А он начинает говорить серьезно, и радостное возбуждение сменяется напряженным вниманием:
«Знаете, когда вы становитесь на молитву, мне всегда хочется сказать людям: „Не начинайте с того, чтобы открыть молитвенник и вычитывать, что святые до вас опытно знали. Встаньте скажите: „Господи, как изумительно и дивно: я – ничто, Ты – все, и я могу встать перед Тобой и знать, что Ты тут, что Ты меня видишь, что Ты меня слышишь, что я для Тебя реален, что Ты из меня из небытия привел, что Ты стал Человеком меня ради, что Ты умер за меня, что вот такова Твоя любовь ко мне. Я могу спокойно перед Тобой стоять и радоваться, радоваться этому и знать, что более изумительно еще, что Ты рад тому, что я к тебе пришел““».
В зале напряженная тишина.
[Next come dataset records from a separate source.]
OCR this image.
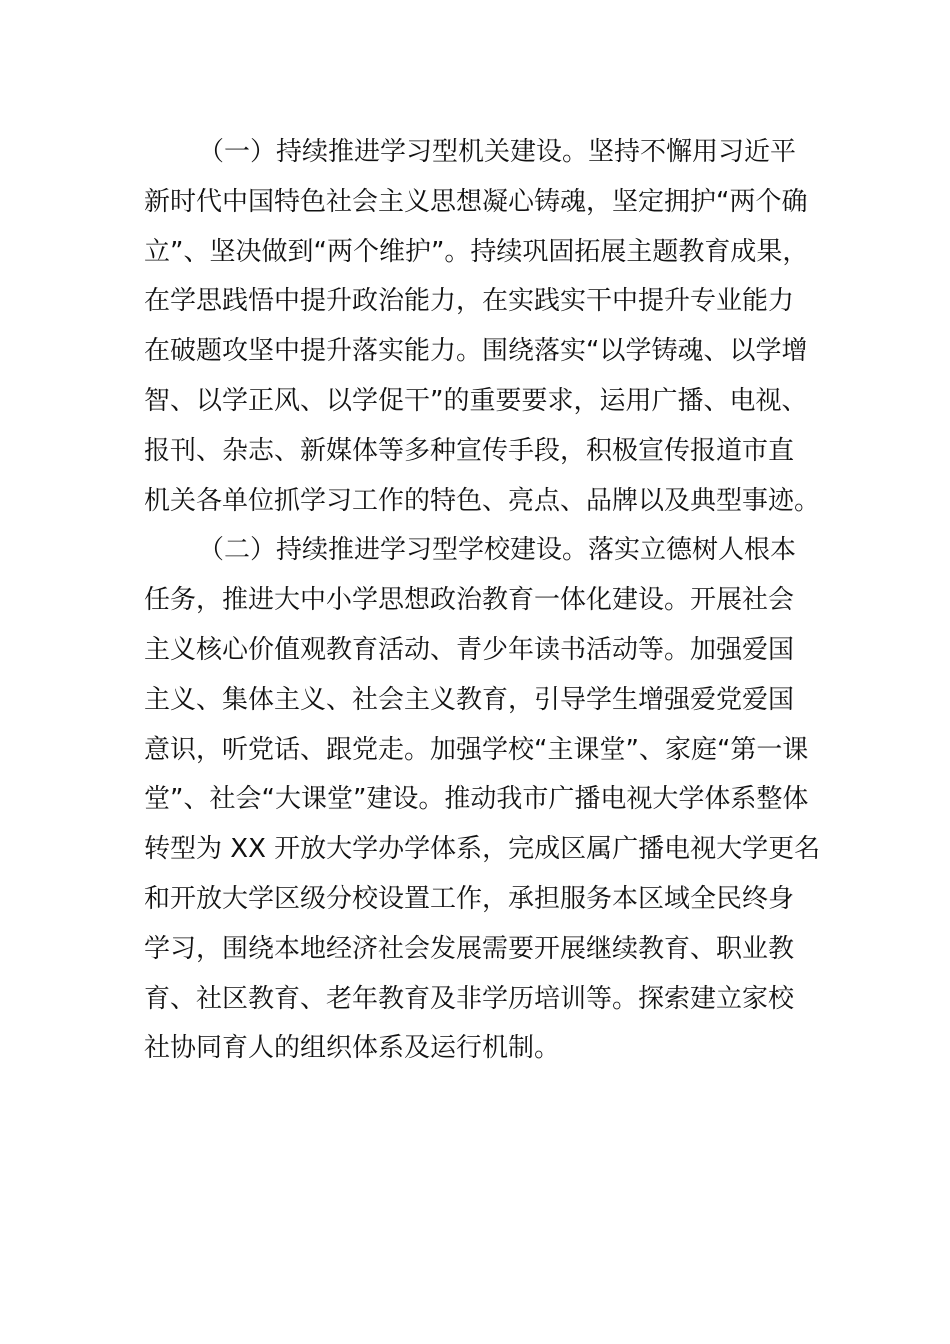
（一）持续推进学习型机关建设。坚持不懈用习近平
新时代中国特色社会主义思想凝心铸魂，坚定拥护“两个确
立”、坚决做到“两个维护”。持续巩固拓展主题教育成果，
在学思践悟中提升政治能力，在实践实干中提升专业能力
在破题攻坚中提升落实能力。围绕落实“以学铸魂、以学增
智、以学正风、以学促干”的重要要求，运用广播、电视、
报刊、杂志、新媒体等多种宣传手段，积极宣传报道市直
机关各单位抓学习工作的特色、亮点、品牌以及典型事迹。
（二）持续推进学习型学校建设。落实立德树人根本
任务，推进大中小学思想政治教育一体化建设。开展社会
主义核心价值观教育活动、青少年读书活动等。加强爱国
主义、集体主义、社会主义教育，引导学生增强爱党爱国
意识，听党话、跟党走。加强学校“主课堂”、家庭“第一课
堂”、社会“大课堂”建设。推动我市广播电视大学体系整体
转型为 XX 开放大学办学体系，完成区属广播电视大学更名
和开放大学区级分校设置工作，承担服务本区域全民终身
学习，围绕本地经济社会发展需要开展继续教育、职业教
育、社区教育、老年教育及非学历培训等。探索建立家校
社协同育人的组织体系及运行机制。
Все, что он сказал теперь, надо вместить в свое сердце, запомнить, понять, сможешь ли ты так обратиться к Богу, чтобы Он услышал тебя…
Темы личных бесед я всегда выбирала сама. Заранее обзванивала своих друзей, спрашивала у священников, что они хотели бы услышать от Владыки Антония. Так рождался список тем – вопросов, которые я отдавала ему заранее – он просил об этом.
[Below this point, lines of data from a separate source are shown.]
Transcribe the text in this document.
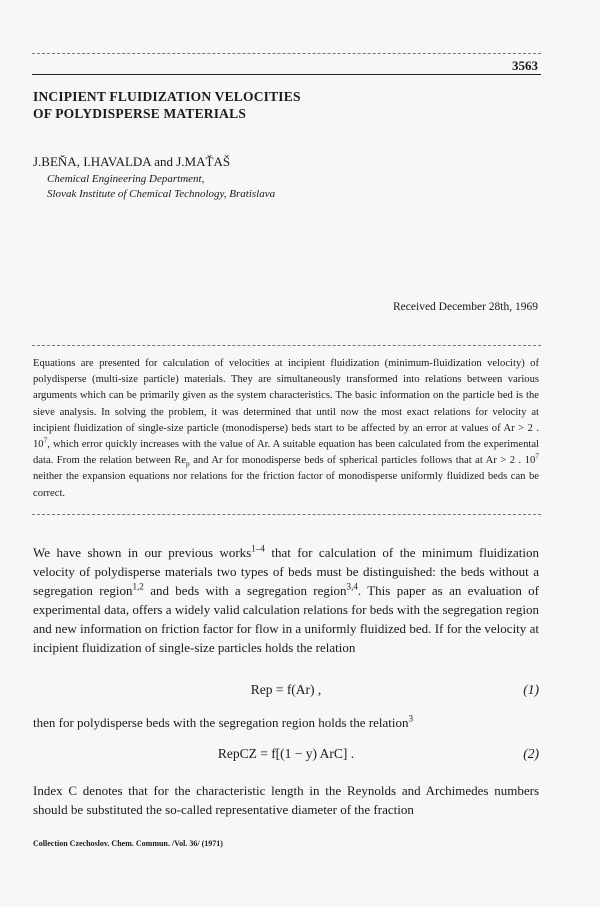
3563
INCIPIENT FLUIDIZATION VELOCITIES
OF POLYDISPERSE MATERIALS
J.BEŇA, I.HAVALDA and J.MAŤAŠ
Chemical Engineering Department,
Slovak Institute of Chemical Technology, Bratislava
Received December 28th, 1969

Equations are presented for calculation of velocities at incipient fluidization (minimum-fluidization velocity) of polydisperse (multi-size particle) materials. They are simultaneously transformed into relations between various arguments which can be primarily given as the system characteristics. The basic information on the particle bed is the sieve analysis. In solving the problem, it was determined that until now the most exact relations for velocity at incipient fluidization of single-size particle (monodisperse) beds start to be affected by an error at values of Ar > 2 . $10^7$, which error quickly increases with the value of Ar. A suitable equation has been calculated from the experimental data. From the relation between $Re_p$ and Ar for monodisperse beds of spherical particles follows that at Ar > 2 . $10^7$ neither the expansion equations nor relations for the friction factor of monodisperse uniformly fluidized beds can be correct.

We have shown in our previous works$^{1-4}$ that for calculation of the minimum fluidization velocity of polydisperse materials two types of beds must be distinguished: the beds without a segregation region$^{1,2}$ and beds with a segregation region$^{3,4}$. This paper as an evaluation of experimental data, offers a widely valid calculation relations for beds with the segregation region and new information on friction factor for flow in a uniformly fluidized bed. If for the velocity at incipient fluidization of single-size particles holds the relation

Rep = f(Ar) ,	(1)
then for polydisperse beds with the segregation region holds the relation$^3$
RepCZ = f[(1 − y) ArC] .	(2)
Index C denotes that for the characteristic length in the Reynolds and Archimedes numbers should be substituted the so-called representative diameter of the fraction
Collection Czechoslov. Chem. Commun. /Vol. 36/ (1971)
У меня сохранились черновики моих записок с просьбой о встрече. Обычно я клала их на «почтовый стул» у входа в его жилище. Вот одна из них:
«…мне хочется встретиться с Вами еще раз, если у Вас будут силы, желание, время. Уже после моего отъезда будет епархиальная конференция. У меня в руках программа конференции с Вашим докладом „Где мы ошиблись?“ Мне плакать хочется от того, что я не услышу этого. Можно ли поговорить об этом на съемке до конференции? Тогда вопрос о миссионерстве можно перечеркнуть и забыть, а вопрос „что такое обновление Церкви“ отодвинуть на второе место и говорить об этом только, если будут силы.
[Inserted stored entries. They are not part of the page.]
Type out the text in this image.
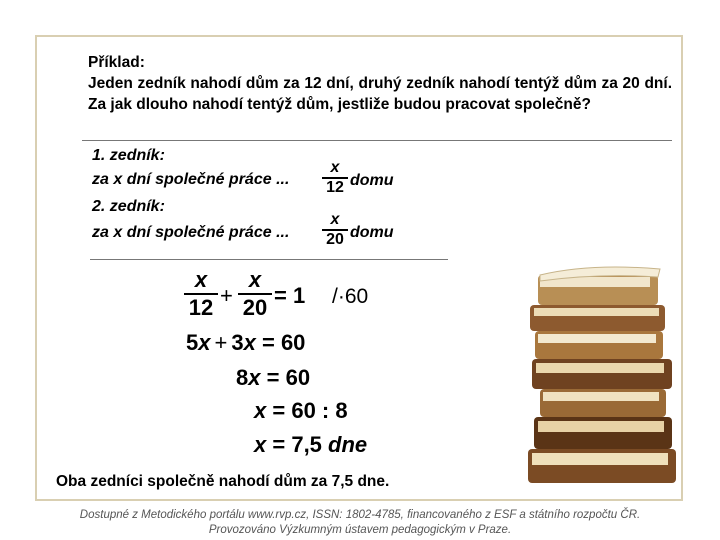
Příklad:
Jeden zedník nahodí dům za 12 dní, druhý zedník nahodí tentýž dům za 20 dní. Za jak dlouho nahodí tentýž dům, jestliže budou pracovat společně?
1. zedník:
za x dní společné práce ...
x
12 domu
2. zedník:
za x dní společné práce ...
x
20 domu
x
12 +
x
20 = 1 /·60
5x + 3x = 60
8x = 60
x = 60 : 8
x = 7,5 dne
Oba zedníci společně nahodí dům za 7,5 dne.
Dostupné z Metodického portálu www.rvp.cz, ISSN: 1802-4785, financovaného z ESF a státního rozpočtu ČR.
Provozováno Výzkumným ústavem pedagogickým v Praze.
Для встречи остаются: вторая половина вторника и среда. Четверг – Ваша общая беседа с приходом, в пятницу надо собирать чемодан – в субботу – самолет, но, в крайнем случае, можно и в пятницу. Простите, что я пишу о нашей встрече, как о деле решенном. Если Вы не сможете – никаких обид. Благословите, Владыко!»